The Return of the Trains: Sax Reflections from the Railroad Tracks

It’s good to see the trains again.

As a jazz saxophonist who loves to practice his horn in his car parked by a set of railroad tracks out in the countryside, I noticed last year that something was missing. Used to be, I could count on seeing the distant semaphore light turn green and watching as the white pinpoint of a headlamp miles down the tracks brightened, drawing closer until I could hear the rumble and then the roar of the locomotive and the clatter of freight cars rushing past. I enjoyed that experience at least once, and normally two or three times, during most practice sessions.

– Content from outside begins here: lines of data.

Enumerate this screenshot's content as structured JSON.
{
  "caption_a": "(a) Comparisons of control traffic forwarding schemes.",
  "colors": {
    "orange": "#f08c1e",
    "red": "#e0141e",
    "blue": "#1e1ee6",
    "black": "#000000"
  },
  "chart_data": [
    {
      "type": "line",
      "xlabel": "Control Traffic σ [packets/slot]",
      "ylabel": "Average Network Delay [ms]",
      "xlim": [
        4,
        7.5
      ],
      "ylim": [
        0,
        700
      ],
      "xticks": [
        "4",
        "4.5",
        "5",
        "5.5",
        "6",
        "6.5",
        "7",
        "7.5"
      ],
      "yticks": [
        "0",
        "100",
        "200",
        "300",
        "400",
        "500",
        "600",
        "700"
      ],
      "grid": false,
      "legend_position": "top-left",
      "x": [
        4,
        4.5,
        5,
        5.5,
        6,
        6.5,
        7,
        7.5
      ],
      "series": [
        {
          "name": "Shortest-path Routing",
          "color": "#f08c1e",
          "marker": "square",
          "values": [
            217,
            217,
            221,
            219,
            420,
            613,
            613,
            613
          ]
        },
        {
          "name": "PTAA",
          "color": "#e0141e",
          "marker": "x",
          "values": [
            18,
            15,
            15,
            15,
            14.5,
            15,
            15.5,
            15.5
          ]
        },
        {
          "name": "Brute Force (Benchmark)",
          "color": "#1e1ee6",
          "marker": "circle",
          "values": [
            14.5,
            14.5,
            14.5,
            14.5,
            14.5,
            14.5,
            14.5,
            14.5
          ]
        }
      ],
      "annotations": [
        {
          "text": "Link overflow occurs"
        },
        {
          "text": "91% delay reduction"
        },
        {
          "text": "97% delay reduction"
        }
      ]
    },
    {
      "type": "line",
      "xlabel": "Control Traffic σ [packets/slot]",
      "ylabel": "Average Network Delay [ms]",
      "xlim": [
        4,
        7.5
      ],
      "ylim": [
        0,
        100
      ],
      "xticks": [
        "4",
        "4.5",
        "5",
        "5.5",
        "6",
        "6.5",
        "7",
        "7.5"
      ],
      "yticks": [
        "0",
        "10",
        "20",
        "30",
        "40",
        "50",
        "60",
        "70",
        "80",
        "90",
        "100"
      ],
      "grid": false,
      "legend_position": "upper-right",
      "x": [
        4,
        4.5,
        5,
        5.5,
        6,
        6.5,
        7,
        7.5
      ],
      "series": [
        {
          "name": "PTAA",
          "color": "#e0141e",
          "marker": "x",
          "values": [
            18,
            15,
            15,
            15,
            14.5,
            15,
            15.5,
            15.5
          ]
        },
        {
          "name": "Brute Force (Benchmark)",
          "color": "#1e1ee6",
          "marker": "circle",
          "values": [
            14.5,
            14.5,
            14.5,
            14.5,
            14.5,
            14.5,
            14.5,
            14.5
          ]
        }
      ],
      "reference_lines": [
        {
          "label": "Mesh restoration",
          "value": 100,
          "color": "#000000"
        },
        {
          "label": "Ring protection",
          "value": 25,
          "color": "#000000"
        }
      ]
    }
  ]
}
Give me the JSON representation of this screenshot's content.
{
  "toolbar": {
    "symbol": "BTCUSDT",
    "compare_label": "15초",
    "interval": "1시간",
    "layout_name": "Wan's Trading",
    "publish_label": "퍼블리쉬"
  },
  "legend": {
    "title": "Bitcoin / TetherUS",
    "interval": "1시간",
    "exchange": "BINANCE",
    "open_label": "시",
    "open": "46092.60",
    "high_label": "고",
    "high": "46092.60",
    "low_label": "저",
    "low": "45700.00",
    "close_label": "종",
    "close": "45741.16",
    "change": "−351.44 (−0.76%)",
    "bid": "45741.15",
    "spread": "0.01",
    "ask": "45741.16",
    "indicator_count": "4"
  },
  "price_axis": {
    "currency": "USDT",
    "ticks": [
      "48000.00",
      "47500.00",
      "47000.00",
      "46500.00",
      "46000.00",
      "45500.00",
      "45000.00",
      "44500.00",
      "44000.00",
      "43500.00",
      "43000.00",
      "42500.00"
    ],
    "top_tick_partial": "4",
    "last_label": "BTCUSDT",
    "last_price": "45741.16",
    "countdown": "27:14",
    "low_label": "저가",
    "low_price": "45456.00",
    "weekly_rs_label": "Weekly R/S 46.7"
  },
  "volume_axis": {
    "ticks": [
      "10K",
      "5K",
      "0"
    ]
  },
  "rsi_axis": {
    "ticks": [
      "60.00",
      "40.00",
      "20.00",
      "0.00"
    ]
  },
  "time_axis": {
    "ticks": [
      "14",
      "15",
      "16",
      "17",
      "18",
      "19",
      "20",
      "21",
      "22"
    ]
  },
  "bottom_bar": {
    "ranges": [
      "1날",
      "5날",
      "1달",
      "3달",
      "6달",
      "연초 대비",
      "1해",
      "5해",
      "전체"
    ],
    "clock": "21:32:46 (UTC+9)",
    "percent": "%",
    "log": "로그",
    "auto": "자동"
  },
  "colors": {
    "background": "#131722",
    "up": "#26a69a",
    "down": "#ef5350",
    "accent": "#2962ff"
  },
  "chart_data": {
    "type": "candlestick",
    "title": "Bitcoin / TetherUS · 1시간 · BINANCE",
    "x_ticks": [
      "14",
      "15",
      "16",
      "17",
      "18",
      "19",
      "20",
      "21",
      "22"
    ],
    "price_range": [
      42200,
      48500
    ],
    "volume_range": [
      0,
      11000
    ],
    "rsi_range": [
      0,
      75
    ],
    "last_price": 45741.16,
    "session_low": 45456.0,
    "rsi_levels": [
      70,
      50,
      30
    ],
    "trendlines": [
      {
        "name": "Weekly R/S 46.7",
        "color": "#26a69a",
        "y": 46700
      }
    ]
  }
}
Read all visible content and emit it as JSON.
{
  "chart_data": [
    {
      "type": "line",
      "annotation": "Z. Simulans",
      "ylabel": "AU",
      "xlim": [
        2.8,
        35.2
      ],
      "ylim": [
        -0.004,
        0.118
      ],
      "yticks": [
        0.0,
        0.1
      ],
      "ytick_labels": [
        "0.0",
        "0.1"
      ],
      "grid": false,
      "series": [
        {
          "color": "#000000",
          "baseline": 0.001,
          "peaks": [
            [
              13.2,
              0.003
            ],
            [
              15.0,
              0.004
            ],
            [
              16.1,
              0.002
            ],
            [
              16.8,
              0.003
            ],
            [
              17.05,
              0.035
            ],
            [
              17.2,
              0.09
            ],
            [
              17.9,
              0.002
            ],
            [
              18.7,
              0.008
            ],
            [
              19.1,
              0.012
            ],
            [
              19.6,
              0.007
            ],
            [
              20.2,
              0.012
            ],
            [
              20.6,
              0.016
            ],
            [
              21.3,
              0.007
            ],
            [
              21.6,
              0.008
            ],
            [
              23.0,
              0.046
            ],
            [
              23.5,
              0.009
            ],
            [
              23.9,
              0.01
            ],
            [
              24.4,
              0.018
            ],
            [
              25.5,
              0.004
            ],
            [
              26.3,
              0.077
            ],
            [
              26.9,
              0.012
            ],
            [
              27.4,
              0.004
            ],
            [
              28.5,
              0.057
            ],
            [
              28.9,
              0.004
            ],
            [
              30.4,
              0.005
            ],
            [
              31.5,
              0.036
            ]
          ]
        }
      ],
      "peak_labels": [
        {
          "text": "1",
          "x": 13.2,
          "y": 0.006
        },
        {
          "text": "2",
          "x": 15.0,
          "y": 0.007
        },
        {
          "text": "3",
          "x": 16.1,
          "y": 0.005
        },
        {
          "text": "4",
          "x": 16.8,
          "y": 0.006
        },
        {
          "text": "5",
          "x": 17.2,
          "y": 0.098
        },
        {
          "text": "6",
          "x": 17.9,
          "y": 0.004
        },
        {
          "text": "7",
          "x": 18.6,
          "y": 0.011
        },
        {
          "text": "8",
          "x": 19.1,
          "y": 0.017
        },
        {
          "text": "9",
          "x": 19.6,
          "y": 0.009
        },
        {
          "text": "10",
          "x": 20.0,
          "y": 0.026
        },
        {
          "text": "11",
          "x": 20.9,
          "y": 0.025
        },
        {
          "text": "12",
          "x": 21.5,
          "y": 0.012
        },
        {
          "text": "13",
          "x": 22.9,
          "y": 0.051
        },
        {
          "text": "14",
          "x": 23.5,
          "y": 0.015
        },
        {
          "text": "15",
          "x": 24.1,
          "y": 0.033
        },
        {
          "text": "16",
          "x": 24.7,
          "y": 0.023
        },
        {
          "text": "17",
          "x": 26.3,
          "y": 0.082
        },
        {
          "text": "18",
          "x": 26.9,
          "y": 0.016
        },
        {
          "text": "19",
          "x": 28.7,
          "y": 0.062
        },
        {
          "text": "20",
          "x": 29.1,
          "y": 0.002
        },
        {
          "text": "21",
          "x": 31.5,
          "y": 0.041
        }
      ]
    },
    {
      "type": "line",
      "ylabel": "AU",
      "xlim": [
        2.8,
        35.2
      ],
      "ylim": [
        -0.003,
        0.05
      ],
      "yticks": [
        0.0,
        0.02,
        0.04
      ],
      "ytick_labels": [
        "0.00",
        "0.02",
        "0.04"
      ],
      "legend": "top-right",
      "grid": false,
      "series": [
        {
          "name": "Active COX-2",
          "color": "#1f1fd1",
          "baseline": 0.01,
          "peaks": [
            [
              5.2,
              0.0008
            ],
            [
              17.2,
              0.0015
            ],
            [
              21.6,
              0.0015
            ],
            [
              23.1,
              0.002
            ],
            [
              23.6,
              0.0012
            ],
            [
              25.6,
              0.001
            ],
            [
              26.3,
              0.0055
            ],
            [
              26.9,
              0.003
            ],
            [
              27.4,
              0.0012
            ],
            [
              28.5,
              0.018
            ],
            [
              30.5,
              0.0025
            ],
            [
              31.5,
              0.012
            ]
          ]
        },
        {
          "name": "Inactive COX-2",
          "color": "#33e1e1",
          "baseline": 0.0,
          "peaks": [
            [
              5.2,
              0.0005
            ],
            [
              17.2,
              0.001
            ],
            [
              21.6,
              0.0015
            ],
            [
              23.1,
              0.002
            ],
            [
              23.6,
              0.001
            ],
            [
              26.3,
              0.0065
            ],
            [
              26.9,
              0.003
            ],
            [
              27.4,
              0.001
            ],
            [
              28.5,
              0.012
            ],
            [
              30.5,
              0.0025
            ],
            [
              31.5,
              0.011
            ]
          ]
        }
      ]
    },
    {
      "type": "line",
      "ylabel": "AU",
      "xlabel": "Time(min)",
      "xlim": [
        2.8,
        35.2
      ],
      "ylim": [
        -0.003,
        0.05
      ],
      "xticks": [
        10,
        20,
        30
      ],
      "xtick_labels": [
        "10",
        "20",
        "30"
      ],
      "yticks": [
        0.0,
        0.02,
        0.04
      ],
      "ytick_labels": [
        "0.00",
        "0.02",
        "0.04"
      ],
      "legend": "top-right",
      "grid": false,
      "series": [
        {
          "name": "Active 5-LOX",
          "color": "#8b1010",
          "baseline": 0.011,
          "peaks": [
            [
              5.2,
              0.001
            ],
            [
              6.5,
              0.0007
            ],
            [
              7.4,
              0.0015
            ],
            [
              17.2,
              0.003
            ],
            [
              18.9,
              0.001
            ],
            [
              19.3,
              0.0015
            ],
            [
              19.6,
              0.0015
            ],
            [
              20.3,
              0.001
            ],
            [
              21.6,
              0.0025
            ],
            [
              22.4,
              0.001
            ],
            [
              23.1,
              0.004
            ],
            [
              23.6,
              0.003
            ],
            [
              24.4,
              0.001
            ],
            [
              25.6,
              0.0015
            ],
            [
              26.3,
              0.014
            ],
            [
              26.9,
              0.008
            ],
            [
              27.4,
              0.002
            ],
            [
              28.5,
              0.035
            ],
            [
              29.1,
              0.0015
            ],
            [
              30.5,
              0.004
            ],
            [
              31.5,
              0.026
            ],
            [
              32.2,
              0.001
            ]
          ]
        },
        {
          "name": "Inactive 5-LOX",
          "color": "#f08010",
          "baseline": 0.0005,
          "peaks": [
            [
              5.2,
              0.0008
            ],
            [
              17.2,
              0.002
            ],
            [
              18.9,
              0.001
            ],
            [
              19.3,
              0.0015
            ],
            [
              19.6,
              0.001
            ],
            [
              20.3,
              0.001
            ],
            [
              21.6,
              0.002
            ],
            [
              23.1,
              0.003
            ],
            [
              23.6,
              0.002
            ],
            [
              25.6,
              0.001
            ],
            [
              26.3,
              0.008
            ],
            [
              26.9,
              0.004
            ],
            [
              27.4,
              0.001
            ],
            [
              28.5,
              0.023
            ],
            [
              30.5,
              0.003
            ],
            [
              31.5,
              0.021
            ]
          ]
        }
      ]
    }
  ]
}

But as the bottom dropped out of the economy and Detroit’s auto industry languished, the giant spigots that sent the trains hurtling along the pipeline between Lansing and Grand Rapids closed to a trickle. Those hundred-car, three-locomotive strings I was so used to became, just like that, a thing of yesterday.

Until lately. It gives me much pleasure to say that the trains are returning.

I still don’t see them with the frequency I used to, but I am noticing that there are more of them, and they are growing longer. Two days ago, parked by the tracks in Alto, I paused in my practice to watch as a train boomed by in front of me…and kept on booming. It was one of those hundred-car affairs, just like in the good old days, which really aren’t old at all but certainly were enjoyable.

Now those days seem to be on the way back. It may be a modest return, but the spigots are reopening. It’s heartwarming to think, as I sit by my beloved tracks working out my saxophone chops, that I’m once again likely to hear the sound of another horn, far off in the distance and growing closer, and to feel the powerful, exhilarating, reassuring rhythm of a train rushing by.